Nobel Prizes 2013

                    
PHYSIOLOGY OR MEDICINE
Americans James E. Rothman of Yale, Randy W. Schekman of the University of California, Berkeley, and Stanford University School of Medicine German-American Dr. Thomas C. Sudhof shared the medicine award.The award was given for breakthroughs in understanding how key substances are moved around within a cell. That process happens through vesicles, tiny bubbles that at the right time deliver their cargo to the right position inside a cell. Delivery disturbances may lead to neurological disease, diabetes, or immune disorders.
PEACE
OPCW, the Organization for the Prohibition of Chemical Weapons, won the 2013 Nobel Peace Prize.
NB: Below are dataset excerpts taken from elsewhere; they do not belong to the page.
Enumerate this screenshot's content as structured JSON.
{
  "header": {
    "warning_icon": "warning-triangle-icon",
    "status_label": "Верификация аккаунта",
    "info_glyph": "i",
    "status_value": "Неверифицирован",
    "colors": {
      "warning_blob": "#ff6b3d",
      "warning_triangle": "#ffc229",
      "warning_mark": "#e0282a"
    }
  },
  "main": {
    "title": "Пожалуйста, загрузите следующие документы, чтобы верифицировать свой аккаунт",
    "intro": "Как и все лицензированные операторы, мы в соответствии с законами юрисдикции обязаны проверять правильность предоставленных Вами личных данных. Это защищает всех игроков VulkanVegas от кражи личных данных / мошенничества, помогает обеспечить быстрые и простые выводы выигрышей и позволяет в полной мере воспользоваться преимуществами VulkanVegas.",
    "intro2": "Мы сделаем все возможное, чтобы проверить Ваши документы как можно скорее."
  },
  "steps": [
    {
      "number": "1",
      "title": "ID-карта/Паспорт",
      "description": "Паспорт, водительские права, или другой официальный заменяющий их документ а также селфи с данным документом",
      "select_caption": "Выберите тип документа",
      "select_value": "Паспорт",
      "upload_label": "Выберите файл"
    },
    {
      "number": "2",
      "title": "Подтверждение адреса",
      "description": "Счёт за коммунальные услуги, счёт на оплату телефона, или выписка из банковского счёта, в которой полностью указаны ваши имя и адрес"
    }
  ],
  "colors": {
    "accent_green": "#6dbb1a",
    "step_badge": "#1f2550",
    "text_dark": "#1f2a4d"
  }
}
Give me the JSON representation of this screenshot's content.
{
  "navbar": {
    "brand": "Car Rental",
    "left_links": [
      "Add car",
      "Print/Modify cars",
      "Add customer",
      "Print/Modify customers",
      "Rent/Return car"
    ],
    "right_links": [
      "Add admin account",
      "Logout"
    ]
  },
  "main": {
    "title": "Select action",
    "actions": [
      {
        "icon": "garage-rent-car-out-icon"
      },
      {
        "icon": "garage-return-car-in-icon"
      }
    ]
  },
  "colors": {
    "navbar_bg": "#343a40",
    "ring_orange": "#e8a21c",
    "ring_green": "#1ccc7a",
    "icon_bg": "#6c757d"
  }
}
Experts from the Hague-based global chemical weapons watchdog, supported by the United Nations, are now engaged in destroying Syria’s massive chemical weapons. According to its statistics, 57,740 metric tons of the world’s declared stockpile of chemical weapons have been destroyed till now by OPCW. The Organisation is led by the Director-General. Ahmet Uzumcu of Turkey is the present Director-General of the OPCW.
LITERATURE
The literature prize was given to the Canadian novelist Alice Munro. She is popularly considered as a “master of the contemporary short story.” The 82-year-old author is often called “Canada’s Chekhov” for her astute, unflinching and compassionate depiction of seemingly unremarkable lives. She is the author of a series of stories that chronicle the lives of girls and women before and after the social revolution of the 1960s. Her important works include “The Moons of Jupiter,” ‘The Progress of Love”, “Runaway” etc.
PHYSICS
The physics prize was awarded for the much discussed prediction of the God’s particle. The theory was about how subatomic particles get their mass. The theory made headlines last year when it was confirmed at the CERN laboratory in Geneva by the discovery of the elusive Higgs-Boson particle. The prize was shared by two scientists who proposed the theory independently of each other in 1964, Peter Higgs of Britain and Francois Englert of Belgium.
CHEMISTRY
The chemistry prize was given to three U.S.-based scientists named Martin Karplus, Michael Levitt and Arieh Warshel. These were awarded for developing computer models that predict complex and superfast chemical reactions that can be used for tasks like creating new drugs. Their approach combined classical physics and quantum physics. Martin Karplus comes from the University of Strasbourg, France, and the University of Harvard, Michael Levitt from the School of Medicine, Stanford University, and Arieh Warshel from the University of Southern California, Los Angeles.
ECONOMICS
This year's Nobel Prize for economics was shared by the American trio Eugene Fama, Lars Peter Hansen, and Robert Shiller. The academy said it was honouring the three prize winners for their work examining the way financial markets work and assets such as stocks are priced.